Когда поравнялись с Хлыновским починком, где среди нетронутого мелколесья рубил себе двор княжой птицелов, кудринский староста, несмотря на всю свою мрачность, не мог удержать улыбку и сказал косому:

   — А тебе опять соловьёв ловить!

На Москве было хорошо известно, что если одаривать Маштака, то ничем ему так не угодишь, как соловьями. Его просторная изба на подгородном берегу Москвы-реки была полна птичьих клеток. Весенними вечерами из его окон неслись то соловьиные раскаты с дробью и стукотнёй, то ямской свист певчего скворца.

VII

О том, что Иван Кучкович казнён, а посадник закован, знала уж вся Москва. От посадничьего стремянного услышали и о том, что старший Кучкович на воле и живёт по-прежнему в Боголюбове, в той же, видимо, чести, что и раньше.

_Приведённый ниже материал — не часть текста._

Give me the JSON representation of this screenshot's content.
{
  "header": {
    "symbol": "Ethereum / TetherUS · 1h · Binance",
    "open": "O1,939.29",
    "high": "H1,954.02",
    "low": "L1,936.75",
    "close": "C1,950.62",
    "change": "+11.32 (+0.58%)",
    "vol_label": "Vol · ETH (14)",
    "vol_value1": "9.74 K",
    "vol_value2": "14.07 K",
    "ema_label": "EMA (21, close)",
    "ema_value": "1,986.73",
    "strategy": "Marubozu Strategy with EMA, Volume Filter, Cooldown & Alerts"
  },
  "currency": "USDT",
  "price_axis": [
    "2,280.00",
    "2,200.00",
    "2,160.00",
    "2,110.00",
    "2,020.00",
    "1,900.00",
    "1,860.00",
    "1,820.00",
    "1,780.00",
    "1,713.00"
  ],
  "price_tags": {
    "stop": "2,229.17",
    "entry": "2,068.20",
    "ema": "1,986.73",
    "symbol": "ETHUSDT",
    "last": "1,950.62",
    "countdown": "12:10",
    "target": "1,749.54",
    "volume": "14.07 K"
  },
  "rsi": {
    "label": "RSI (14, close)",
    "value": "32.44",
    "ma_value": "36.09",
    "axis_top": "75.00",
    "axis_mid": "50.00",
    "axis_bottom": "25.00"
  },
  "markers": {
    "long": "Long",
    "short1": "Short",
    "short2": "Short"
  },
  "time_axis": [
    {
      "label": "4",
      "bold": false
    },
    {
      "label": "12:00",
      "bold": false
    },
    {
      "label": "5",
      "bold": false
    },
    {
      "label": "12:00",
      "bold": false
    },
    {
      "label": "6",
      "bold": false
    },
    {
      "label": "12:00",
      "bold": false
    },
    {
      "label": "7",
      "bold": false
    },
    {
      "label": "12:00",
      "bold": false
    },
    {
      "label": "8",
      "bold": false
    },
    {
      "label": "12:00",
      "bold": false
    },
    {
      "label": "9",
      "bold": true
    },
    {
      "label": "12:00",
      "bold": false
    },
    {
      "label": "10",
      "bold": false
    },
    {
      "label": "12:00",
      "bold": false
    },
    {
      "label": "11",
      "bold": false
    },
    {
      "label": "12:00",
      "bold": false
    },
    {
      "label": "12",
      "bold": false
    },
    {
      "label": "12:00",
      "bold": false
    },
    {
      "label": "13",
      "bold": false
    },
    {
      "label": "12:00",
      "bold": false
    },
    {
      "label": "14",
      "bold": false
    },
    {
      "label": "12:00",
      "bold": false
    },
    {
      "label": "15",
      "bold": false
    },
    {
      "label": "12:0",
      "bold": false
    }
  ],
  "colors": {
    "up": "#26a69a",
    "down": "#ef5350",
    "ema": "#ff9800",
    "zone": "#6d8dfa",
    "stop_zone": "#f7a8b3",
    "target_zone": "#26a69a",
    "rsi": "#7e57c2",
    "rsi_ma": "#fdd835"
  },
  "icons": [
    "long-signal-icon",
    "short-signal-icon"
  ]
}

И в городе и в посаде всё начало утра ушло на вызванные этими вестями пересуды. Но за последний юд боярские опалы и казни сделались так часты, что им перестали дивиться. Братья Кучковичи давно отчудились от Москвы, и судьба их занимала московлян гораздо менее, чем участь посадника, чья жадная рука тяготела уж двенадцать лет и над городом, и над посадом, и над окрестными слободами и сёлами.

«Замстились ему наши обиды!» — таков был общий голос.